In 2004, Ralph Griswold reproduced the entire collection of Ashenhurst patterns as one of the many resources he made available via the University of Arizona.  You may open and download the 97-page document by clicking on the following link http://www.cs.arizona.edu/patterns/weaving/webdocs/pb_ashen.pdf.  At first, the pages may not capture your attention . . . but, just remember each graphic is yet another pattern.  The patterns are organized by size . . . first, by the number of shafts and then followed by the number of picks in a single treadling repeat.  Below are some images to give you an idea.
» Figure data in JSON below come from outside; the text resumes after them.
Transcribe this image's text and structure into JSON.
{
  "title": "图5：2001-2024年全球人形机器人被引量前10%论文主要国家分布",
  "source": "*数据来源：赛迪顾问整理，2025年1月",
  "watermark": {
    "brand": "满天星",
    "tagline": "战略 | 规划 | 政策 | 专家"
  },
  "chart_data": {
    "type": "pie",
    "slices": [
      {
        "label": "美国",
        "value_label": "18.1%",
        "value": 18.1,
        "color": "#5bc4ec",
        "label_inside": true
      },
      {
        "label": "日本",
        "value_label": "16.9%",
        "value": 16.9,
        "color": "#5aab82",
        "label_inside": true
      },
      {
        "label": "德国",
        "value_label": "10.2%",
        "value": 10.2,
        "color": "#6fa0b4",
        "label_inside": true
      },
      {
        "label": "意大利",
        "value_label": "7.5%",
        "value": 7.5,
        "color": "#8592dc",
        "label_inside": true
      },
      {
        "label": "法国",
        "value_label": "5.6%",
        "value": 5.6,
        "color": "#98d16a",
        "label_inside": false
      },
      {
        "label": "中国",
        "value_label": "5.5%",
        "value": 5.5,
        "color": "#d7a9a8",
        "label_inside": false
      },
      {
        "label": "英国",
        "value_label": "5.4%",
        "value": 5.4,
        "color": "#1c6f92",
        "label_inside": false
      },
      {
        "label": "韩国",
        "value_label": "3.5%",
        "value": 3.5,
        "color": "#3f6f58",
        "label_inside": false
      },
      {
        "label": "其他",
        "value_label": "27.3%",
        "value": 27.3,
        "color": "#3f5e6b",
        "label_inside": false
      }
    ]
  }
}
8x16 12x12 #2 12x12 16x16 #2

I like scanning the pages for pattern ideas and inspiration.  Once I have found some patterns, I love is going to www.handweaving.net (yet, another great resource) and downloading the WIF files (WIF stands for weaving information file) and open these files in my weaving software applications.  What Kris Bruland, the mastermind behind www.handweaving.net, has done is give us an efficient way to look at the pattern by showing repeats in the threading and treadling.  The image below is difficult to read, but I wanted to give you an idea of what a small portion of the 370 eight-shaft patterns available from An Album of Textile Designs.

When you get a screen of thumbnail images, you can click on one and it will produce the information and draft for that particular pattern.  I have included two of the four-shaft patterns below.

4x6 from Handweaving.net

4x4 from Handweaving.net

Next time you’re not quite sure what you want to weave, thread your warp ends in a straight draw and check out the patterns in An Album of Textile Designs.  I promise you will run out of warp before you run out of design options.